# CJC-1295 Ipamorelin Dosage in the Research Literature (Not a Protocol)

> CJC-1295 Ipamorelin dosage as it appears in the research record: the µg/kg ranges studied in humans and rodents, by route and species — with the half-life split, and no human protocol.

What was administered, to which species, by which route, at what amount. No human regimen, because none has been validated.

## The gist

There is no validated human dose for CJC-1295 Ipamorelin, and this page does not provide one. What exists is a scattered set of research doses, each tied to a species and a route. CJC-1295 with DAC was studied in healthy adults at 30 to 90 micrograms per kilogram of body weight, given under the skin [1]. Ipamorelin's numbers come almost entirely from animals — for example, around 1 microgram per kilogram plateaued the growth-hormone response in rodent models. The two halves also behave on totally different clocks: the DAC version of CJC-1295 lasts days, the no-DAC version about half an hour, and ipamorelin a couple of hours. Everything below is reported as "studied at X in [species] by [route]." None of it is an instruction, and the combination itself has never had its dosing characterized in a human trial.

## Cjc 1295 ipamorelin dosage: what the research recorded

Reading the literature as a record rather than a recipe, the CJC-1295 Ipamorelin dosage picture is as follows.

**CJC-1295 with DAC.** Studied in human Phase 1 pharmacokinetic work at 30 to 90 µg/kg subcutaneously [1]. In GHRH-knockout mouse studies, roughly 2 µg/day was used.

**CJC-1295 no-DAC (the short form).** No formal standalone human pharmacokinetic study exists; research protocols modelled it at roughly 100 to 200 µg per injection as a short, pulsatile releasing signal.

**Ipamorelin.** Rodent dosing spanned 100 µg/kg three times daily in bone studies, 0.5 mg/kg/day for bone-mineral endpoints, and 0.01 to 1 mg/kg intravenously for gastrointestinal-motility work; about 1 µg/kg plateaued the growth-hormone response in rodent models. No validated human pharmacokinetic dose is published.

Note what is missing: there is no peer-reviewed human pharmacology study of the pre-mixed combination, so there is no studied combination dose to report at all [1][2].

## Half-life and the with-DAC vs no-DAC clock

The single most important dosing fact about this pair is that "CJC-1295" has two half-lives. CJC-1295 with DAC runs about six to eight days in humans — the albumin-bound peptide is still detectable in rat plasma beyond 72 hours [1][5]. CJC-1295 without DAC, Mod GRF (1-29), runs on the order of minutes to about 30 minutes, like native releasing hormone, because DPP-IV cleaves it rapidly. Ipamorelin clears in under about two hours in rodent plasma, with peak growth-hormone response near 40 minutes post-dose; no validated human half-life is published [2].

The practical consequence sits in the safety logic, not in a protocol: pairing the days-long DAC version with a hours-long ipamorelin pulse is a different exposure than pairing the 30-minute no-DAC version with it, and the synergy literature studied short pulses [3].

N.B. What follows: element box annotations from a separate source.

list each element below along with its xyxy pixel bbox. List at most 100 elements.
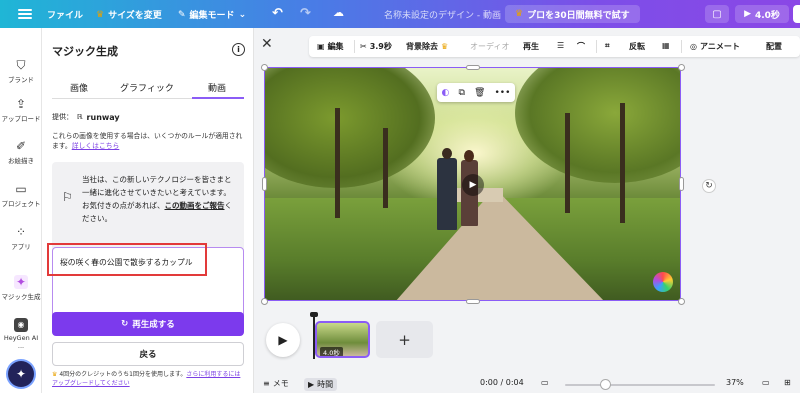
share-button-edge[interactable] [793, 5, 800, 23]
rail-item-heygen[interactable]: ◉ HeyGen AI ... [0, 318, 42, 350]
timer-icon: ▶ [308, 380, 315, 389]
feedback-text: 当社は、この新しいテクノロジーを皆さまと一緒に進化させていきたいと考えています。… [82, 173, 238, 225]
resize-handle[interactable] [679, 177, 684, 191]
tree-trunk [620, 103, 625, 223]
edit-mode-dropdown[interactable]: ✎ 編集モード ⌄ [178, 8, 247, 22]
resize-handle[interactable] [466, 299, 480, 304]
rail-item-apps[interactable]: ⁘ アプリ [0, 225, 42, 251]
playback-button[interactable]: 再生 [523, 41, 539, 52]
timer-button[interactable]: ▶ 時間 [304, 378, 338, 391]
notes-button[interactable]: ≡ メモ [263, 378, 289, 389]
report-video-link[interactable]: この動画をご報告 [165, 201, 225, 210]
video-play-icon[interactable]: ▶ [462, 174, 484, 196]
bg-remove-label: 背景除去 [406, 42, 438, 51]
magic-edit-icon[interactable]: ◐ [442, 88, 450, 98]
line-style-icon[interactable]: ☰ [557, 41, 564, 50]
transparency-icon[interactable]: ▦ [662, 41, 670, 50]
play-time: 4.0秒 [754, 10, 780, 21]
rail-label: プロジェクト [1, 200, 41, 208]
chevron-down-icon: ⌄ [238, 9, 247, 20]
rail-item-brand[interactable]: ⛉ ブランド [0, 58, 42, 84]
redo-icon[interactable]: ↷ [300, 6, 311, 21]
divider [596, 40, 597, 53]
resize-handle[interactable] [261, 64, 268, 71]
comment-icon[interactable]: ▢ [705, 5, 729, 23]
screen-icon[interactable]: ▭ [541, 378, 549, 387]
bg-remove-button[interactable]: 背景除去 ♛ [406, 41, 448, 52]
animate-icon: ◎ [690, 42, 697, 51]
more-icon[interactable]: ••• [495, 88, 511, 98]
add-clip-button[interactable]: + [376, 321, 433, 358]
zoom-level[interactable]: 37% [726, 378, 744, 387]
heygen-icon: ◉ [14, 318, 28, 332]
resize-handle[interactable] [261, 298, 268, 305]
context-toolbar: ▣ 編集 ✂ 3.9秒 背景除去 ♛ オーディオ 再生 ☰ ⌒ ⌗ 反転 ▦ ◎ アニメ… [309, 36, 800, 57]
crop-icon[interactable]: ⌗ [605, 41, 610, 51]
info-icon[interactable]: i [232, 43, 245, 56]
animate-label: アニメート [699, 42, 740, 51]
timeline-play-button[interactable]: ▶ [266, 323, 300, 357]
left-rail: ⛉ ブランド ⇪ アップロード ✐ お絵描き ▭ プロジェクト ⁘ アプリ ✦ マジック生成… [0, 28, 42, 393]
resize-handle[interactable] [678, 298, 685, 305]
undo-icon[interactable]: ↶ [272, 6, 283, 21]
document-title[interactable]: 名称未設定のデザイン - 動画 [384, 8, 501, 21]
play-button[interactable]: ▶ 4.0秒 [735, 5, 789, 23]
timecode: 0:00 / 0:04 [480, 378, 524, 387]
edit-label: 編集 [327, 42, 344, 51]
rail-item-projects[interactable]: ▭ プロジェクト [0, 182, 42, 208]
back-button[interactable]: 戻る [52, 342, 244, 366]
resize-button[interactable]: ♛ サイズを変更 [96, 8, 162, 22]
cloud-save-icon[interactable]: ☁ [333, 6, 344, 19]
man-head [442, 148, 452, 159]
regenerate-label: 再生成する [132, 320, 175, 330]
magic-assistant-icon[interactable]: ✦ [8, 361, 34, 387]
audio-button[interactable]: オーディオ [470, 41, 509, 52]
file-menu[interactable]: ファイル [47, 8, 83, 21]
trim-button[interactable]: ✂ 3.9秒 [360, 41, 392, 52]
timeline-clip[interactable]: 4.0秒 [315, 321, 370, 358]
resize-handle[interactable] [466, 65, 480, 70]
rail-label: マジック生成 [1, 293, 41, 301]
edit-button[interactable]: ▣ 編集 [317, 41, 344, 52]
rail-item-draw[interactable]: ✐ お絵描き [0, 139, 42, 165]
regenerate-button[interactable]: ↻ 再生成する [52, 312, 244, 336]
grid-view-icon[interactable]: ⊞ [784, 378, 791, 387]
crown-icon: ♛ [441, 42, 449, 51]
learn-more-link[interactable]: 詳しくはこちら [72, 142, 120, 150]
draw-icon: ✐ [15, 139, 27, 153]
flip-button[interactable]: 反転 [629, 41, 645, 52]
apps-icon: ⁘ [15, 225, 27, 239]
duplicate-icon[interactable]: ⧉ [458, 88, 464, 98]
corner-radius-icon[interactable]: ⌒ [577, 41, 585, 52]
color-wheel-icon[interactable] [653, 272, 673, 292]
resize-handle[interactable] [678, 64, 685, 71]
woman-head [464, 150, 474, 162]
credit-notice: ♛ 4回分のクレジットのうち1回分を使用します。さらに利用するにはアップグレード… [52, 370, 242, 388]
pro-trial-button[interactable]: ♛ プロを30日間無料で試す [505, 5, 640, 23]
rail-item-upload[interactable]: ⇪ アップロード [0, 97, 42, 123]
rail-item-magic-generate[interactable]: ✦ マジック生成 [0, 275, 42, 301]
arrange-button[interactable]: 配置 [766, 41, 782, 52]
rail-label: お絵描き [8, 157, 34, 165]
resize-handle[interactable] [262, 177, 267, 191]
rotate-icon[interactable]: ↻ [702, 179, 716, 193]
tab-image[interactable]: 画像 [70, 81, 88, 94]
element-float-menu: ◐ ⧉ 🗑 ••• [437, 83, 515, 102]
rail-label: ブランド [8, 76, 34, 84]
zoom-slider-knob[interactable] [600, 379, 611, 390]
close-panel-icon[interactable]: ✕ [261, 36, 273, 52]
active-tab-indicator [192, 97, 244, 99]
provider-label: 提供： [52, 113, 73, 121]
fit-page-icon[interactable]: ▭ [762, 378, 770, 387]
video-canvas[interactable]: ▶ [264, 67, 681, 301]
tab-graphic[interactable]: グラフィック [120, 81, 174, 94]
provider-line: 提供： ℝ runway [52, 112, 120, 122]
trash-icon[interactable]: 🗑 [474, 88, 485, 98]
runway-logo-icon: ℝ [77, 113, 83, 121]
top-bar: ファイル ♛ サイズを変更 ✎ 編集モード ⌄ ↶ ↷ ☁ 名称未設定のデザイン - … [0, 0, 800, 28]
animate-button[interactable]: ◎ アニメート [690, 41, 740, 52]
menu-icon[interactable] [18, 9, 32, 19]
tab-video[interactable]: 動画 [208, 81, 226, 94]
folder-icon: ▭ [15, 182, 27, 196]
zoom-slider[interactable] [565, 384, 715, 386]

## Mod grf 1-29: the no-DAC distinction

Mod GRF (1-29) is simply CJC-1295 without the Drug Affinity Complex — the same 29-amino-acid modified releasing-hormone fragment, minus the albumin-binding handle. The result is a short, pulsatile action with no multi-day tail. This is the version used when a protocol is designed around mimicking a natural growth-hormone burst rather than holding the axis elevated for days. It is also why source labelling matters so much in this space: "CJC-1295" with no qualifier is ambiguous, and the no-DAC and with-DAC forms produce entirely different growth-hormone exposure curves [5].

## Routes, handling, and the human-data gap

Routes studied across the two peptides include subcutaneous and intravenous administration, continuous subcutaneous infusion via osmotic minipump in rodent models, and intranasal delivery in rodent ipamorelin pharmacokinetic work. As a handling matter, lyophilised (freeze-dried) peptide is stable frozen for extended periods; once reconstituted with bacteriostatic water, aqueous peptide is kept refrigerated and degrades over weeks via asparagine deamidation, with degradation products markedly less potent. This is standard laboratory-handling context only.

On the clinical record: CJC-1295 with DAC reached Phase 2 with ConjuChem before development was discontinued, with public reporting attributing the end of one Phase 2 program to an adverse event in a single subject unrelated to the established mechanism [1]. Ipamorelin was investigated, including for postoperative ileus, but was never advanced to approval. Combination dosing has no human characterization at all.

---

A cool-pressed editorial reading of the CJC-1295 and ipamorelin literature, set in ruled columns — the mechanism, the with-DAC and no-DAC clocks, and the combination trial that was never run, each line cited; no clinic behind the masthead and nothing here dosed, prescribed, or sold.